Chaque jour cela perce un peu plus. C’est comme un interminable accouchement. Pourquoi, en tant qu’êtres humains, nous sentons-nous obligés, forcés, destinés, à discourir sur notre vécu ? Il faut le saisir. Toute ma démarche se résume là-dedans. Saisir. Moi, j’attrape avec des mots. Et dans cette saisie, je me sens plus proche des peintres que des musiciens : je fige, mais je suis obsédée par l’idée de donner du mouvement. Comme si ma production bougeait dans un espace-temps qui n’existe que dans l’imagination de celui qui reçoit. Les mots ont une vie propre, une réalité quelque part dans l’esprit. La musique bouge, se déroule dans le temps, la musique est directement accessible, elle a quelque chose de charnel, de physique, peut-être justement à cause de cette inscription dans la durée, parce que le temps est sa matière, alors que la peinture et l’écriture créent le temps à côté du temps. La musique prend son sens dans son développement, la peinture vit dans la simultanéité. L’écriture, sur ce point, est un peu entre les deux. Lire prend du temps, le récit, la description, ou le poème, se développe comme des lignes de mélodie. Mais ce temps n’est pas tangible, pas réel. Il n’existe que si on en prend conscience. Impossible d’oublier le temps dans la musique, surtout ces dernières notes qui clôturent le morceau, qu’on veut repousser, mais qui arrivent avec toute l’inéluctabilité et la fatalité du temps tel que nous le vivons tous les jours.

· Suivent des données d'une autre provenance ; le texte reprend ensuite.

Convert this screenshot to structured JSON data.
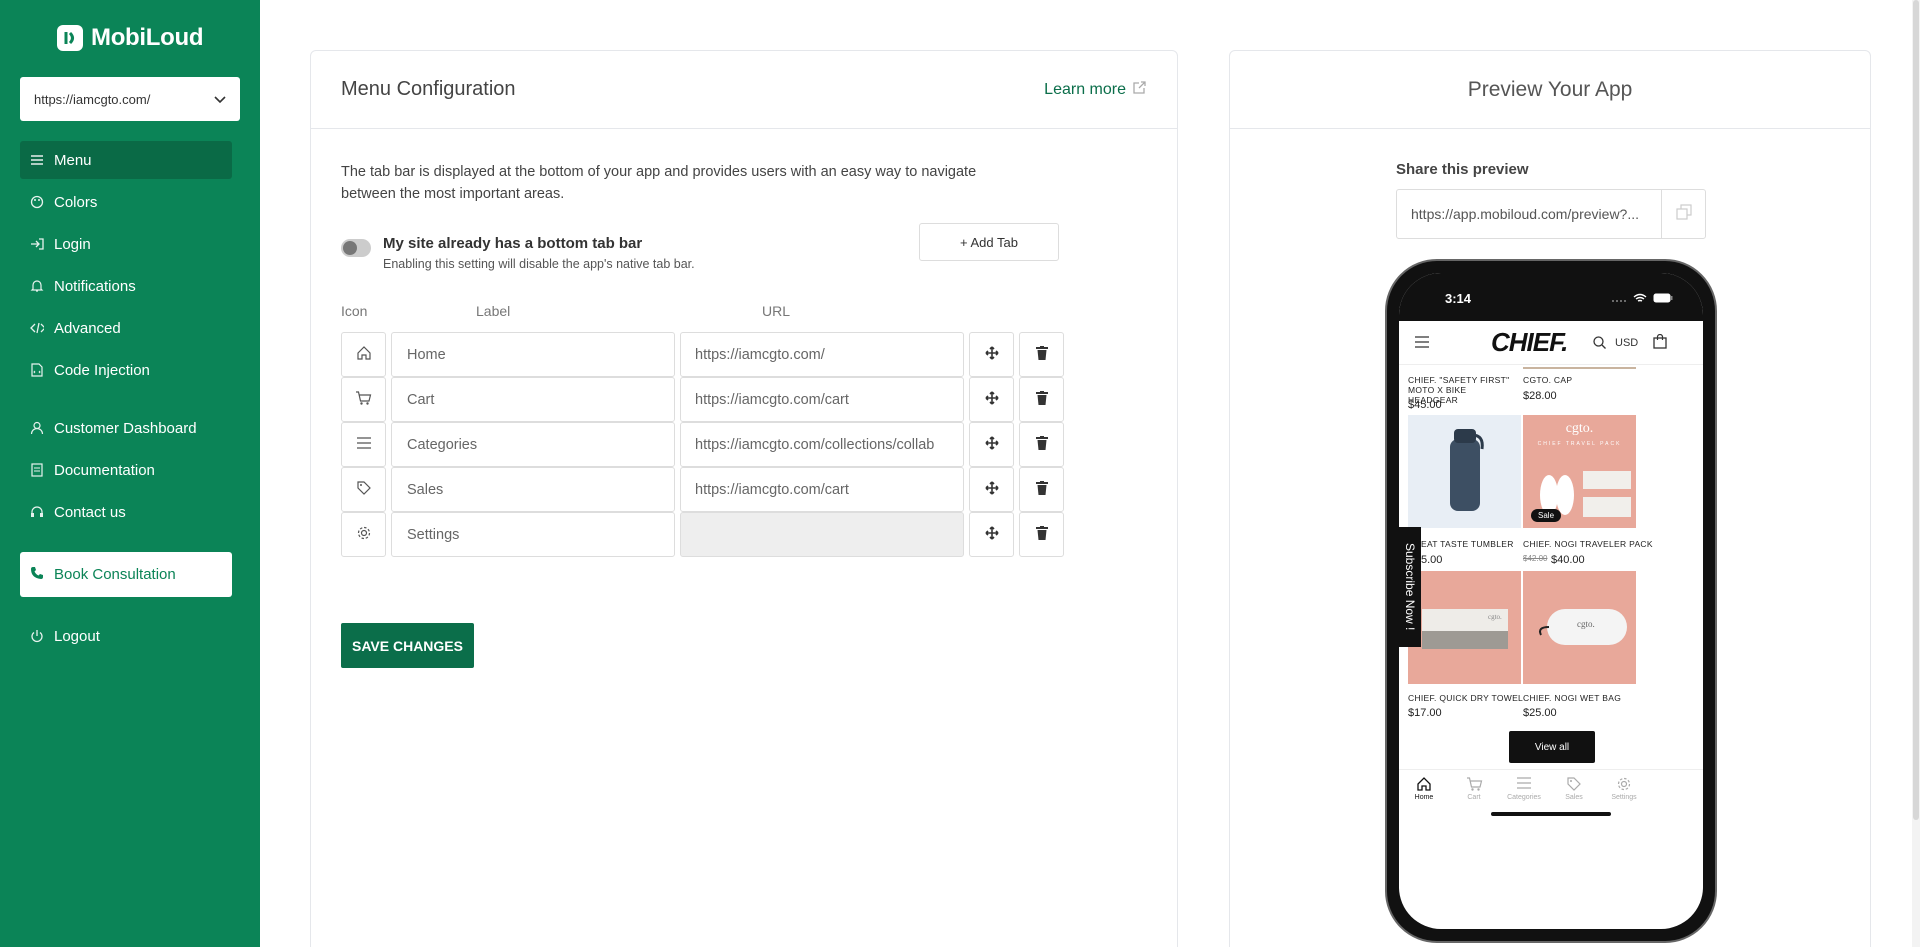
{
  "sidebar": {
    "logo": "MobiLoud",
    "site_select": "https://iamcgto.com/",
    "items": [
      {
        "label": "Menu",
        "icon": "menu-icon"
      },
      {
        "label": "Colors",
        "icon": "palette-icon"
      },
      {
        "label": "Login",
        "icon": "login-icon"
      },
      {
        "label": "Notifications",
        "icon": "bell-icon"
      },
      {
        "label": "Advanced",
        "icon": "code-icon"
      },
      {
        "label": "Code Injection",
        "icon": "file-code-icon"
      },
      {
        "label": "Customer Dashboard",
        "icon": "user-icon"
      },
      {
        "label": "Documentation",
        "icon": "document-icon"
      },
      {
        "label": "Contact us",
        "icon": "headset-icon"
      }
    ],
    "book": "Book Consultation",
    "logout": "Logout"
  },
  "menu_config": {
    "title": "Menu Configuration",
    "learn_more": "Learn more",
    "description": "The tab bar is displayed at the bottom of your app and provides users with an easy way to navigate between the most important areas.",
    "toggle_label": "My site already has a bottom tab bar",
    "toggle_sub": "Enabling this setting will disable the app's native tab bar.",
    "add_tab": "+ Add Tab",
    "columns": {
      "icon": "Icon",
      "label": "Label",
      "url": "URL"
    },
    "rows": [
      {
        "icon": "home-icon",
        "label": "Home",
        "url": "https://iamcgto.com/"
      },
      {
        "icon": "cart-icon",
        "label": "Cart",
        "url": "https://iamcgto.com/cart"
      },
      {
        "icon": "list-icon",
        "label": "Categories",
        "url": "https://iamcgto.com/collections/collab"
      },
      {
        "icon": "tag-icon",
        "label": "Sales",
        "url": "https://iamcgto.com/cart"
      },
      {
        "icon": "gear-icon",
        "label": "Settings",
        "url": ""
      }
    ],
    "save": "SAVE CHANGES"
  },
  "preview": {
    "title": "Preview Your App",
    "share_label": "Share this preview",
    "share_url": "https://app.mobiloud.com/preview?...",
    "phone": {
      "time": "3:14",
      "brand": "CHIEF.",
      "currency": "USD",
      "products": [
        {
          "name": "CHIEF. \"SAFETY FIRST\" MOTO X BIKE HEADGEAR",
          "price": "$45.00"
        },
        {
          "name": "CGTO. CAP",
          "price": "$28.00"
        },
        {
          "name": "EAT TASTE TUMBLER",
          "price": "5.00"
        },
        {
          "name": "CHIEF. NOGI TRAVELER PACK",
          "old_price": "$42.00",
          "price": "$40.00",
          "badge": "Sale",
          "img_text": "cgto.",
          "img_sub": "CHIEF TRAVEL PACK"
        },
        {
          "name": "CHIEF. QUICK DRY TOWEL",
          "price": "$17.00",
          "img_text": "cgto."
        },
        {
          "name": "CHIEF. NOGI WET BAG",
          "price": "$25.00",
          "img_text": "cgto."
        }
      ],
      "subscribe": "Subscribe Now !",
      "view_all": "View all",
      "tabs": [
        "Home",
        "Cart",
        "Categories",
        "Sales",
        "Settings"
      ]
    }
  },
  "colors": {
    "brand": "#0b8457",
    "brand_dark": "#0a6a46"
  }
}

Mais la musique a cette particularité de m’obséder, de me forcer à trouver son essence, ou à dire ce qu’elle a d’essentiel. La musique, plus que tous les autres arts, m’inspire. Elle me plie à son joug. Et même si ce que j’écris n’a rien à voir avec elle, c’est seulement parce que ce qu’elle me donne n’a strictement rien à voir avec son contexte. Elle a le don si particulier de pénétrer mon esprit, de jouer sur des cordes inaccessibles sans elle, d’éveiller, et de révéler. Je crois que c’est l’un des plus grands mystères de ma vie. Pourquoi est-elle si puissante ? Pourquoi, inévitablement, me force-t-elle à parler ? Je n’en sais foutre rien, mais je suis tellement heureuse qu’elle le fasse : la musique est la plus grande magie que je connaisse. Un pur sortilège, m’enlevant tout ce que je sais, m’arrachant éducation et raisonnements : elle me force à réécrire mon histoire. Elle me force non pas à dire, mais à re-dire. Elle m’oblige à la nouveauté, elle me défie sans cesse. Pourrais-je écrire sans musique ? Peut-être. Mais je suis persuadée que ce serait moins bon. Elle joue le rôle du Virgile de la Divine Comédie ; elle me guide dans mes propres ténèbres. Je ne peux pas la séparer de mon écriture. Elle en est presque la condition, et la raison. La musique parle un autre langage que je m’efforce de traduire, ce qui répond étrangement à ma vocation de traductrice, d’une langue à l’autre cette fois. Je suis une sorte de scientifique, après tout : je ressens viscéralement le besoin d’interpréter. Je n’arrive pas à laisser les choses en l’état, matière brute et brutale. Peut-être parce que justement, c’est trop brutal pour moi. L’expérience esthétique, que je ne cesserai de comparer à celle du sacré : est violente, entière, totale, irréductible. Et pourtant je cherche à la réduire, la catégoriser, bref, à l’écrire. Je ne sais pourquoi j’y suis obligée, sinon peut-être parce que je ne peux pas la supporter sans le secours de la conceptualisation, et donc des mots. On raconte que Galahad, voyant le contenu du Graal, a demandé à Dieu de le foudroyer.

Je ne crois pas en Dieu. Alors j’écris.